En Juillet dernier, la filière apicole domienne a saisi ses parlementaires et le député Maurice Antiste a déposé une question écrite pour la sauvegarde de la filière en outre-mer, où la consommation de miel connaît une croissance constante : « les apiculteurs ont de plus en plus de mal à vivre de leur production : pour information, en une vingtaine d'années, le prix du litre de miel est passé de 25 à 18 euros en moyenne, quand en même temps la productivité de chaque ruche était divisée par trois et que les importations étaient multipliées par dix ».
La cause des abeilles se fait de mieux en mieux entendre car elle touche désormais l’économie. On découvre dans le film de Merkus Imhoof que l’homme l’utilise de manière « esclavagiste ». L’abeille ouvrière manque de soins, les colonies sont utilisées jusqu’à leur épuisement. En Californie, des centaines de colonies travaillent à la pollinisation des amandiers sur des milliers d’hectares. Le seul intérêt de l’élevage industriel de l’abeille est donc financier. Sauf que l’abeille meurt. Cette année la Californie qui assure 80% de la production mondiale d’amandiers a dû réquisitionner plus de deux millions de ruches. « J'ai 4000 ruches raconte un apiculteur.

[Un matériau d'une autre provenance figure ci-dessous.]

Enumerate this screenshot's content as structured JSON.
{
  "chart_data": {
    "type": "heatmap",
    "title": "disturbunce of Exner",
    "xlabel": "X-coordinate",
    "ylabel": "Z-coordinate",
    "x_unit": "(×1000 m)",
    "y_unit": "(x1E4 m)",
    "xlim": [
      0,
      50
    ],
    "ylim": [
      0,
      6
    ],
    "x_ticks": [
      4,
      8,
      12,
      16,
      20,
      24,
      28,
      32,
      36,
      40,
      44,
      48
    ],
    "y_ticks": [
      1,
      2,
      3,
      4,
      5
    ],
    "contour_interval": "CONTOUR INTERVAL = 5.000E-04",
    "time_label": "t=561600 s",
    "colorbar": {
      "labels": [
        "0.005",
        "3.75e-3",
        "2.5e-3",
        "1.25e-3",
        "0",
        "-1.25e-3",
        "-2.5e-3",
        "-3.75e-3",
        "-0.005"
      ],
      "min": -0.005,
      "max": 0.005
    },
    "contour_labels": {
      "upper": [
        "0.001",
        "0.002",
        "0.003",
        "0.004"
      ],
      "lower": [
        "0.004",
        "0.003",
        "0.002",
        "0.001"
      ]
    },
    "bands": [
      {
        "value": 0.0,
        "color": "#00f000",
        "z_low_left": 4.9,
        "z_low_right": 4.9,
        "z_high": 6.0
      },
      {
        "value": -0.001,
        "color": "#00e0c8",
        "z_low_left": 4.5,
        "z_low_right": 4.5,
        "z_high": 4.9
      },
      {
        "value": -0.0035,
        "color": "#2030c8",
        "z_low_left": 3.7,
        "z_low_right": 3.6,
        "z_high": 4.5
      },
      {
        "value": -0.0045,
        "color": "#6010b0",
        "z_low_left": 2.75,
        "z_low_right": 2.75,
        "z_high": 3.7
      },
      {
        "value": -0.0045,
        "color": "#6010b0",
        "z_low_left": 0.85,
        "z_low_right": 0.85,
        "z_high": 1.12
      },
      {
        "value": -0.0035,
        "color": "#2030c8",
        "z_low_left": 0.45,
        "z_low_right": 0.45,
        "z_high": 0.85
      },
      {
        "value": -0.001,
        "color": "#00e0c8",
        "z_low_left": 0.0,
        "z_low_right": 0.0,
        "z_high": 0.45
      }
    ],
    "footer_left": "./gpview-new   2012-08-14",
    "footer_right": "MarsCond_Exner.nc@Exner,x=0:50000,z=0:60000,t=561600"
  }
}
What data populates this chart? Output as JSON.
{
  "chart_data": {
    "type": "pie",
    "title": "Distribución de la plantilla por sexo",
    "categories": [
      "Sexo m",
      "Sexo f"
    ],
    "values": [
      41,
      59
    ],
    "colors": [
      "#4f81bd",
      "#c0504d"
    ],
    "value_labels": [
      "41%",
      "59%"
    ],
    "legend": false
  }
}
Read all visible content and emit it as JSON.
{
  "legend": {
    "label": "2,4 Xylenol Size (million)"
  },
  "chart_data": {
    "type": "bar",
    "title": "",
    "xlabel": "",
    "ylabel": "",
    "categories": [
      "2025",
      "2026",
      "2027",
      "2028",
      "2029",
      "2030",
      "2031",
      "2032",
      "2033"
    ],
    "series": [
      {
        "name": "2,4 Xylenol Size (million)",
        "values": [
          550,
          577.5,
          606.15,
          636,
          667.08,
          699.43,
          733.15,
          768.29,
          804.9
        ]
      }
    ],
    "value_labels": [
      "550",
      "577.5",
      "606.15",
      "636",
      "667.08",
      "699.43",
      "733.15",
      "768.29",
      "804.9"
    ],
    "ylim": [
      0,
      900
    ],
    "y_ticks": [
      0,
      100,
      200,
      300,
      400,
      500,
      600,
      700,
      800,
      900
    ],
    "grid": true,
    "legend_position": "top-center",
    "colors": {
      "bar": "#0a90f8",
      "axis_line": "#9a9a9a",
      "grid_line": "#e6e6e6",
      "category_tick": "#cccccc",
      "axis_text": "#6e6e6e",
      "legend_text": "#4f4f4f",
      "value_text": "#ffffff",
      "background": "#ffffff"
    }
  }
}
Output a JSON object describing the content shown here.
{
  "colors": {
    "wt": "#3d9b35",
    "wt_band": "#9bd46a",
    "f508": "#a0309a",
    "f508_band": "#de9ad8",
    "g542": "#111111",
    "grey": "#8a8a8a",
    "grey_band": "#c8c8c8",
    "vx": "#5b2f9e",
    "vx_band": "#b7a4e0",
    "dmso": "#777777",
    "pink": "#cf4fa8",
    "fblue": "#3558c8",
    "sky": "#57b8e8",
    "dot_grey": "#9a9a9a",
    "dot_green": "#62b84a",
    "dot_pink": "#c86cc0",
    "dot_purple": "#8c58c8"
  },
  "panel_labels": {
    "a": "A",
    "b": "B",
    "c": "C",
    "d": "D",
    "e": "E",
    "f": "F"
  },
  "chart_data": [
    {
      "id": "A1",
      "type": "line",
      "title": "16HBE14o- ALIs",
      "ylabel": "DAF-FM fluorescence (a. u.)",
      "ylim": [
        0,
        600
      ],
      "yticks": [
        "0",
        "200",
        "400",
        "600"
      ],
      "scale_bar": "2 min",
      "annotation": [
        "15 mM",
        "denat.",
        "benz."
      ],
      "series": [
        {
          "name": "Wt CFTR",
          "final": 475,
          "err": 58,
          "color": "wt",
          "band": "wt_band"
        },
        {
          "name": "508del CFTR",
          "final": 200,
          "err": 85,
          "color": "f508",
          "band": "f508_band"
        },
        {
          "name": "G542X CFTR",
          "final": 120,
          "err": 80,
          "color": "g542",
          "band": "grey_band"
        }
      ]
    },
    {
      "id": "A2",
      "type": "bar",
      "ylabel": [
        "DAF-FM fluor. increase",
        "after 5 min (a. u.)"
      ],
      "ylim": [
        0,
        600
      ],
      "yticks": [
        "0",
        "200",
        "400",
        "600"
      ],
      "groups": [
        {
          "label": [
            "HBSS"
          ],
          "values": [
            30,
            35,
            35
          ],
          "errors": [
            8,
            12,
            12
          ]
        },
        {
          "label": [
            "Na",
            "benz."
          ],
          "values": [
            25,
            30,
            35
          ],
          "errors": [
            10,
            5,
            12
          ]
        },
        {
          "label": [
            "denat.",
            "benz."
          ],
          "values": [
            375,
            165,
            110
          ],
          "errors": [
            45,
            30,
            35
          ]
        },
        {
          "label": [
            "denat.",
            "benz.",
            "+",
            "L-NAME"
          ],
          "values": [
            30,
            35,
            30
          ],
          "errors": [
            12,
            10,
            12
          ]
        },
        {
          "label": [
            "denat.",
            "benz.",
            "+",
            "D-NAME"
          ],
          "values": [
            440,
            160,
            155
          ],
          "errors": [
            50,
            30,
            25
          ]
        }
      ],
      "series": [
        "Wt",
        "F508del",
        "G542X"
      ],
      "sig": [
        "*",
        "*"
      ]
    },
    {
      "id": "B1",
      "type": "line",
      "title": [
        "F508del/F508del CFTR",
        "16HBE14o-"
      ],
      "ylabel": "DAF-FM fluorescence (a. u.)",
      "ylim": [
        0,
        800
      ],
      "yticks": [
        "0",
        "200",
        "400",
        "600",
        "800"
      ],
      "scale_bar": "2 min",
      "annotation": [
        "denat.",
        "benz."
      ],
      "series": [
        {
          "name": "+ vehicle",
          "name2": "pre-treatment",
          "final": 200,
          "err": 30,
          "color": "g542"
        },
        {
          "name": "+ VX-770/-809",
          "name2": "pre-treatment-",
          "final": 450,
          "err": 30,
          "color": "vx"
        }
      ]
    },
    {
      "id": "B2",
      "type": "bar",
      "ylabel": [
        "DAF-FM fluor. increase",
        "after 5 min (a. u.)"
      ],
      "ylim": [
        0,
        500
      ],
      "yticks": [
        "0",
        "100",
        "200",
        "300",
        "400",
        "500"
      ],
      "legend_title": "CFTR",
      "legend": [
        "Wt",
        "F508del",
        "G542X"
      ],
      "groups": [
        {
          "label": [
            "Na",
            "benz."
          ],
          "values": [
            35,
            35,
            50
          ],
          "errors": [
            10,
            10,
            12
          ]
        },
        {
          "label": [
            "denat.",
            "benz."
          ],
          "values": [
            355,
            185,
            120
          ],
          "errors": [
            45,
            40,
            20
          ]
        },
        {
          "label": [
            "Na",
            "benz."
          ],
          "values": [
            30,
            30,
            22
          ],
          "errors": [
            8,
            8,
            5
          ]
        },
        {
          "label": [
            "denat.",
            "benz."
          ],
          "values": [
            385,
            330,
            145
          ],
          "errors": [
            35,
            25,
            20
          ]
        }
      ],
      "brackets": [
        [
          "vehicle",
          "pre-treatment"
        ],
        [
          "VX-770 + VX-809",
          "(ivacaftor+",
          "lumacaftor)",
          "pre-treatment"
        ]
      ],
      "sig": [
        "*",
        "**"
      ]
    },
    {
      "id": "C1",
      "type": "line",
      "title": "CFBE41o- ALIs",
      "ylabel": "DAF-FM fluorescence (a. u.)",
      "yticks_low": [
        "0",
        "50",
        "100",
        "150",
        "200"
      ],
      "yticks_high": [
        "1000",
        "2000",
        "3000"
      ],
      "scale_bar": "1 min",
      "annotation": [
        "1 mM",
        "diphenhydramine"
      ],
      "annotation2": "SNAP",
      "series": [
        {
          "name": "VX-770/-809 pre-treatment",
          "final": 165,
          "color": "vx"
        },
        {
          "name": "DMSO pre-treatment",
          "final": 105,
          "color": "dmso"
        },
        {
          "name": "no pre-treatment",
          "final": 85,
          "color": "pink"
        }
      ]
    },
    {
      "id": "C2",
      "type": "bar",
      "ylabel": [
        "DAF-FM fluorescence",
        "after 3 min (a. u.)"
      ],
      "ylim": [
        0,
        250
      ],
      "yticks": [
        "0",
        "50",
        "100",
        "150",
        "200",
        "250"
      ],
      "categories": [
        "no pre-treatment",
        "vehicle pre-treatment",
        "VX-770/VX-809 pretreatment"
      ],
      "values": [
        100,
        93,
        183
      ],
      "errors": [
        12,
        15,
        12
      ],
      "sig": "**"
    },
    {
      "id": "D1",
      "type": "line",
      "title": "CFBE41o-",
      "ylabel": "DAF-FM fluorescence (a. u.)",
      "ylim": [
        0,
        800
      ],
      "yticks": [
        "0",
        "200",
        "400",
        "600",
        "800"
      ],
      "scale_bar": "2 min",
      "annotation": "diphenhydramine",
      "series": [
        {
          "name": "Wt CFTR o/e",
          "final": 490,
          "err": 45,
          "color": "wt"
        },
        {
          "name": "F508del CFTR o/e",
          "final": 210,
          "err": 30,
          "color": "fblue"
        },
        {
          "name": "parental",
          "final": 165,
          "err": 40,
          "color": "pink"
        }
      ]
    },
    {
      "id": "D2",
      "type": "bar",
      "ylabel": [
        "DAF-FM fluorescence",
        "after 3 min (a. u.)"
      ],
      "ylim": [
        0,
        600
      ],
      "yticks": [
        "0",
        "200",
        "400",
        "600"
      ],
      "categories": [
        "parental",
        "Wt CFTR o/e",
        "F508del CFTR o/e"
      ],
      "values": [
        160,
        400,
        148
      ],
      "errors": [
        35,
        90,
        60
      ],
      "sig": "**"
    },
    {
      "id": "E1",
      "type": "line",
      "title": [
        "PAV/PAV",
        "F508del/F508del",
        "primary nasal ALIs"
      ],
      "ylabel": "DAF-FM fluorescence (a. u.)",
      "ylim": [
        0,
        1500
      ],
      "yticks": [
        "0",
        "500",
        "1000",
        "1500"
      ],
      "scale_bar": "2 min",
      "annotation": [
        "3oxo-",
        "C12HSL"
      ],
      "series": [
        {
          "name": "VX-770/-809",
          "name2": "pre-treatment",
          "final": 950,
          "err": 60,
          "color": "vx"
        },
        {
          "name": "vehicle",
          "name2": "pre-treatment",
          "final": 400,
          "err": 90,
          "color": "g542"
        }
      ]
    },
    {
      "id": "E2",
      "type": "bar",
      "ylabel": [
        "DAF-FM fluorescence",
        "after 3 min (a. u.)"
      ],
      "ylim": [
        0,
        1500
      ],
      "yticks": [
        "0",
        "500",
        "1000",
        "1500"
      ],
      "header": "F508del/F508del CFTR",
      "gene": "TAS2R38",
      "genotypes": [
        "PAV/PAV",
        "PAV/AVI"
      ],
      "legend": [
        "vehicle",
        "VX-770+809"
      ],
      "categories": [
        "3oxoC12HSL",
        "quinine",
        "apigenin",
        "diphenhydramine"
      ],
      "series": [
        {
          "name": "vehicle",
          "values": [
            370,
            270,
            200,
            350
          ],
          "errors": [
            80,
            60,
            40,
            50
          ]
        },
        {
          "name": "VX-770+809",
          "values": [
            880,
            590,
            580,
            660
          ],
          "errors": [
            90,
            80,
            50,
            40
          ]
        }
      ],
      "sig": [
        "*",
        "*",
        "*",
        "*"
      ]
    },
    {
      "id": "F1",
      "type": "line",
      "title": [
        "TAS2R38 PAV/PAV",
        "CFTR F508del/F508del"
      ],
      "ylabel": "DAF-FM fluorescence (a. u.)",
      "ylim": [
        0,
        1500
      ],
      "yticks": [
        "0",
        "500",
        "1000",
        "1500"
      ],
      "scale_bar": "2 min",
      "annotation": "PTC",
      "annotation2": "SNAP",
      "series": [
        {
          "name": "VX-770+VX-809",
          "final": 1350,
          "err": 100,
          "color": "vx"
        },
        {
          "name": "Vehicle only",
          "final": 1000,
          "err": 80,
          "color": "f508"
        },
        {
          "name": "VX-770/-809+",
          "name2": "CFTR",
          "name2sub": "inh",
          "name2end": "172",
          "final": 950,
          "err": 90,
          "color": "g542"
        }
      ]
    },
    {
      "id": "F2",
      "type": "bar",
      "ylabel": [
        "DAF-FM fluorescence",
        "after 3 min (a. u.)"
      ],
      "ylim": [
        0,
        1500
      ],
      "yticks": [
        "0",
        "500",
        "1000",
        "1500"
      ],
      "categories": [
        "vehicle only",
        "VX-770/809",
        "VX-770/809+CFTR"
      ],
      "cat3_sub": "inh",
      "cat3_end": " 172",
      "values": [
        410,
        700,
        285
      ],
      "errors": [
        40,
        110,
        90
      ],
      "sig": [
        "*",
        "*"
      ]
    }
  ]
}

Les producteurs d'amandes me donnent 150 $ par ruche pour la pollinisation des fleurs, ça fait 600.000 $ par an ». Cet exemple montre à quel point l’activité de l’abeille est utile et sans prix. Les chinois ne viendront pas contredire ces données. Depuis quelques années ils sont devenus eux mêmes abeilles dans les champs de fruitiers.
Partout elles ont déserté les bergers, remplacées par des milliers de pollinisateurs humains.